Different types of memories stored in the same neuron of the marine snail Aplysia can be selectively erased, according to a new study by researchers at Columbia University Medical Center (CUMC) and McGill University and published today in Current Biology.
The new study tested that hypothesis by stimulating two sensory neurons connected to a single motor neuron of the marine snail Aplysia; one sensory neuron was stimulated to induce an associative memory and the other to induce a non-associative memory.
By measuring the strength of each connection, the researchers found that the increase in the strength of each connection produced by the different stimuli was maintained by a different form of a Protein Kinase M (PKM) molecule (PKM Apl III for associative synaptic memory and PKM Apl I for non-associative). They found that each memory could be erased — without affecting the other — by blocking one of the PKM molecules.
In addition, they found that specific synaptic memories may also be erased by blocking the function of distinct variants of other molecules that either help produce PKMs or protect them from breaking down.
The researchers say that their results could be useful in understanding human memory because vertebrates have similar versions of the Aplysia PKM proteins that participate in the formation of long-term memories. In addition, the PKM-protecting protein KIBRA is expressed in humans, and mutations of this gene produce intellectual disability.
“Memory erasure has the potential to alleviate PTSD and anxiety disorders by removing the non-associative memory that causes the maladaptive physiological response,” says Jiangyuan Hu, PhD, an associate research scientist in the Department of Psychiatry at CUMC and co-author of the paper. “By isolating the exact molecules that maintain non-associative memory, we may be able to develop drugs that can treat anxiety without affecting the patient’s normal memory of past events.”

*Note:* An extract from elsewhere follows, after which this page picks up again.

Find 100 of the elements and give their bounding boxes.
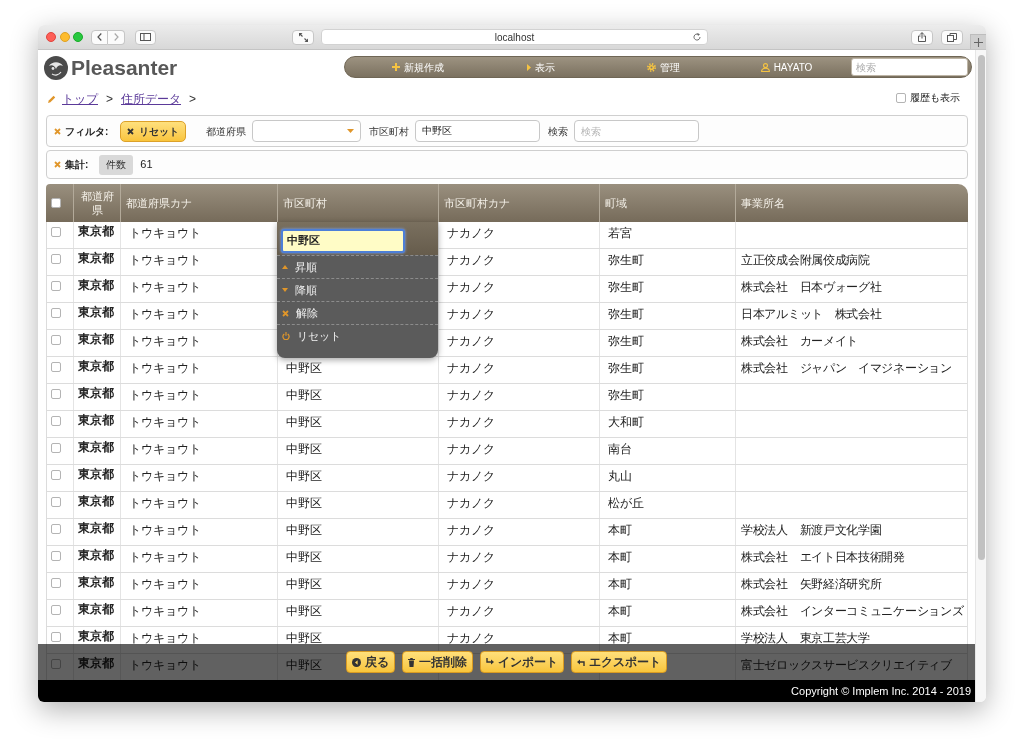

“Our study is a ‘proof of principle’ that presents an opportunity for developing strategies and perhaps therapies to address anxiety,” said Dr. Schacher. “For example, because memories are still likely to change immediately after recollection, a therapist may help to ‘rewrite’ a non-associative memory by administering a drug that inhibits the maintenance of non-associative memory.”
Future studies in preclinical models are needed to better understand how PKMs are produced and localized at the synapse before researchers can determine which drugs may weaken non-associative memories.